Fluid-Assisted Deformation: Rhomb Slip Preference in Quartz from Metasomatic Reaction Zones of a Mobile Belt in India

Quartz slip systems are conventionally linked with their corresponding temperatures of activation, but fluid can affect them as well; and how the presence of syn-deformational fluid affects the slips system activation remains poorly constrained. Quartz textures are result of integrated effects of P-T-fluid-deformation, making it challenging to isolate the individual contribution of any single factor. The occurrence of metasomatic reaction zones (MRZs) due to fluid-rock interactions at the boundary between country rock, i.e., a pelitic garnet-mica schist and meta-mafic dykes (Dyke-I and -II) in the Northern Singhbhum Mobile Belt (NSMB) of eastern India, provides an opportunity to address this problem. This geometrically well-constrained system, whose P-T-reaction history has been petrologically and geochemically characterized, allows us to isolate and examine how fluids affect the quartz microstructure at same P-T-deformation conditions. We investigated samples from MRZs, using bulk-rock geochemistry, mineral chemistry, thermodynamic modelling and electron backscatter diffraction analysis.

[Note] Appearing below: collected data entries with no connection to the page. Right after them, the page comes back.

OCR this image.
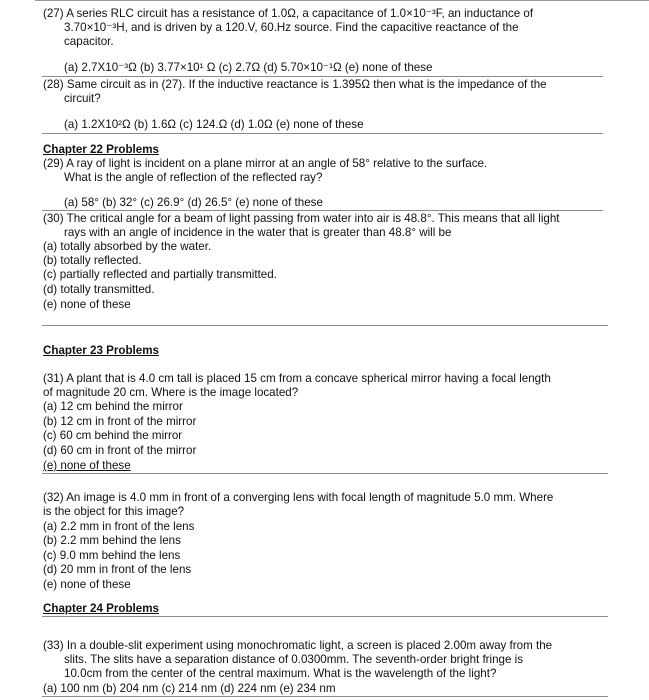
(27) A series RLC circuit has a resistance of 1.0Ω, a capacitance of 1.0×10⁻³F, an inductance of
3.70×10⁻³H, and is driven by a 120.V, 60.Hz source. Find the capacitive reactance of the
capacitor.
(a) 2.7X10⁻³Ω (b) 3.77×10¹ Ω (c) 2.7Ω (d) 5.70×10⁻¹Ω (e) none of these
(28) Same circuit as in (27). If the inductive reactance is 1.395Ω then what is the impedance of the
circuit?
(a) 1.2X10²Ω (b) 1.6Ω (c) 124.Ω (d) 1.0Ω (e) none of these
Chapter 22 Problems
(29) A ray of light is incident on a plane mirror at an angle of 58° relative to the surface.
What is the angle of reflection of the reflected ray?
(a) 58° (b) 32° (c) 26.9° (d) 26.5° (e) none of these
(30) The critical angle for a beam of light passing from water into air is 48.8°. This means that all light
rays with an angle of incidence in the water that is greater than 48.8° will be
(a) totally absorbed by the water.
(b) totally reflected.
(c) partially reflected and partially transmitted.
(d) totally transmitted.
(e) none of these
Chapter 23 Problems
(31) A plant that is 4.0 cm tall is placed 15 cm from a concave spherical mirror having a focal length
of magnitude 20 cm. Where is the image located?
(a) 12 cm behind the mirror
(b) 12 cm in front of the mirror
(c) 60 cm behind the mirror
(d) 60 cm in front of the mirror
(e) none of these
(32) An image is 4.0 mm in front of a converging lens with focal length of magnitude 5.0 mm. Where
is the object for this image?
(a) 2.2 mm in front of the lens
(b) 2.2 mm behind the lens
(c) 9.0 mm behind the lens
(d) 20 mm in front of the lens
(e) none of these
Chapter 24 Problems
(33) In a double-slit experiment using monochromatic light, a screen is placed 2.00m away from the
slits. The slits have a separation distance of 0.0300mm. The seventh-order bright fringe is
10.0cm from the center of the central maximum. What is the wavelength of the light?
(a) 100 nm (b) 204 nm (c) 214 nm (d) 224 nm (e) 234 nm
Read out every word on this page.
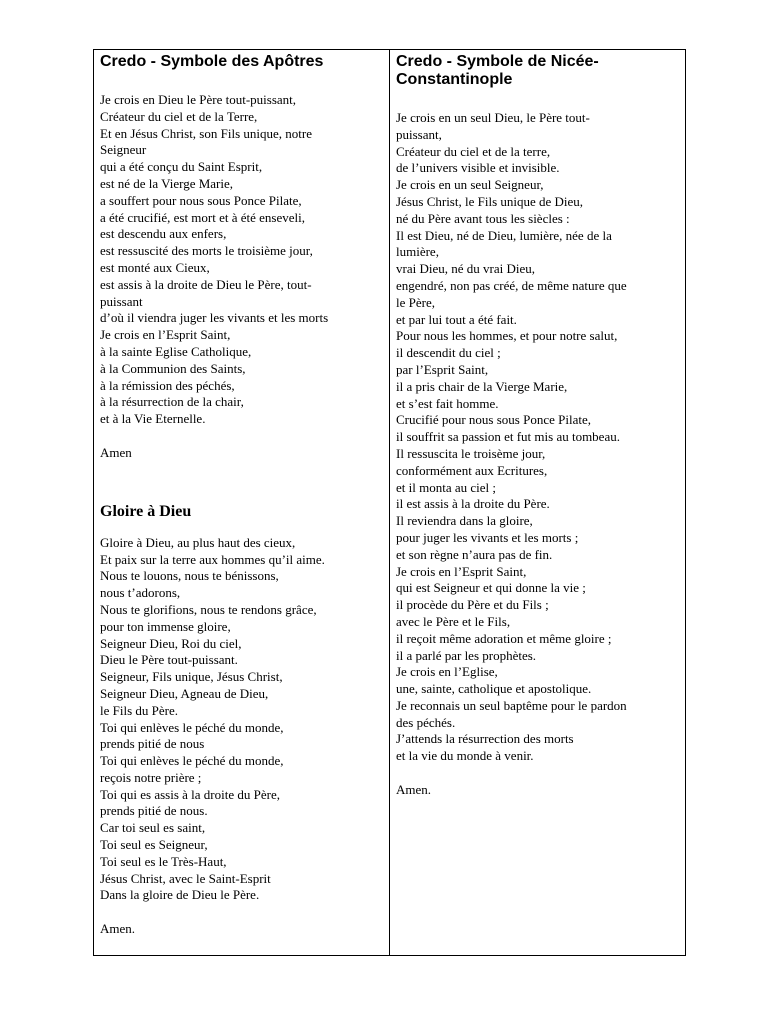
Credo - Symbole des Apôtres
Je crois en Dieu le Père tout-puissant,
Créateur du ciel et de la Terre,
Et en Jésus Christ, son Fils unique, notre
Seigneur
qui a été conçu du Saint Esprit,
est né de la Vierge Marie,
a souffert pour nous sous Ponce Pilate,
a été crucifié, est mort et à été enseveli,
est descendu aux enfers,
est ressuscité des morts le troisième jour,
est monté aux Cieux,
est assis à la droite de Dieu le Père, tout-
puissant
d’où il viendra juger les vivants et les morts
Je crois en l’Esprit Saint,
à la sainte Eglise Catholique,
à la Communion des Saints,
à la rémission des péchés,
à la résurrection de la chair,
et à la Vie Eternelle.

Amen

Gloire à Dieu
Gloire à Dieu, au plus haut des cieux,
Et paix sur la terre aux hommes qu’il aime.
Nous te louons, nous te bénissons,
nous t’adorons,
Nous te glorifions, nous te rendons grâce,
pour ton immense gloire,
Seigneur Dieu, Roi du ciel,
Dieu le Père tout-puissant.
Seigneur, Fils unique, Jésus Christ,
Seigneur Dieu, Agneau de Dieu,
le Fils du Père.
Toi qui enlèves le péché du monde,
prends pitié de nous
Toi qui enlèves le péché du monde,
reçois notre prière ;
Toi qui es assis à la droite du Père,
prends pitié de nous.
Car toi seul es saint,
Toi seul es Seigneur,
Toi seul es le Très-Haut,
Jésus Christ, avec le Saint-Esprit
Dans la gloire de Dieu le Père.

Amen.

Credo - Symbole de Nicée-
Constantinople
Je crois en un seul Dieu, le Père tout-
puissant,
Créateur du ciel et de la terre,
de l’univers visible et invisible.
Je crois en un seul Seigneur,
Jésus Christ, le Fils unique de Dieu,
né du Père avant tous les siècles :
Il est Dieu, né de Dieu, lumière, née de la
lumière,
vrai Dieu, né du vrai Dieu,
engendré, non pas créé, de même nature que
le Père,
et par lui tout a été fait.
Pour nous les hommes, et pour notre salut,
il descendit du ciel ;
par l’Esprit Saint,
il a pris chair de la Vierge Marie,
et s’est fait homme.
Crucifié pour nous sous Ponce Pilate,
il souffrit sa passion et fut mis au tombeau.
Il ressuscita le troisème jour,
conformément aux Ecritures,
et il monta au ciel ;
il est assis à la droite du Père.
Il reviendra dans la gloire,
pour juger les vivants et les morts ;
et son règne n’aura pas de fin.
Je crois en l’Esprit Saint,
qui est Seigneur et qui donne la vie ;
il procède du Père et du Fils ;
avec le Père et le Fils,
il reçoit même adoration et même gloire ;
il a parlé par les prophètes.
Je crois en l’Eglise,
une, sainte, catholique et apostolique.
Je reconnais un seul baptême pour le pardon
des péchés.
J’attends la résurrection des morts
et la vie du monde à venir.

Amen.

Geochemical-reaction-path models show that MRZs (amphibole-epidote-plagioclase-quartz and chlorite) assemblage formed by Na-metasomatism at 2–3 kbar and 300–500°C after a post-peak condition (6–8.5 kbar and 550–600°C) of NSMB. The saline fluids reacted with the dykes, i.e., the source and then reacted with the pelite, facilitating the element-mass exchange between them. Our study covers two different scenarios, a fluid-abundant MRZs near Dyke-I (zone 1) and another fluid-limited near Dyke-II (zone 2). Zone 1 exhibits a plagioclase-quartz dominated polygonal mosaic matrix with complete removal of muscovite and garnet. The matrix is characterized by pervasive brown-colored anastomosing fluid networks along grain boundaries, fractures, and cleavages. Healed fractures containing Fe-oxide and fluid inclusion trails are abundant, and small epidote grains occur at grain boundaries and triple junctions. Zone 2 is more quartz-dominated with granoblastic texture subhedral grains showing straight to curved boundaries. Relict biotite and garnet are preserved. The matrix quartz shows isolated microfractures and trans-crystal fluid inclusion trails but lacks the extensive interconnected fluid-network architecture of Zone 1.

The slip system of quartz transitions from the country rock towards the two MRZs. Deformation in quartz of the country pelitic schist, was accommodated mainly via activation of prism <a> and <c> slips. They record abundant presence of <2° kernel average misorientation (KAM). Quartz in zone 1 shows deformation accommodation via rhomb <a> slip and near-complete absence of <2° KAM. The intensity of rhomb <a> slip increases towards its dyke-contact. Whereas in zone 2, quartz shows dominant prism <a> slip and abundant <2° KAM, just like the country rock. Near its corresponding dyke contact of zone 2, the quartz shows polygonization, emergence of rhomb <a> slip, and reduction in <2° KAM due to a relatively higher proportion of fluid presence at the contact.

This study demonstrates how fluid-rock-interaction intensity can play significant role in quartz deformations and display a preferred slip system activity under the same prevailing P-T condition. We propose that under fluid-abundant conditions, the quartz polygonised and rhomb <a> slips are activated in zone 1 due to complex reaction creep and hydrolytic weakening resulting from fluid-rock interactions at the same P-T-deformation conditions.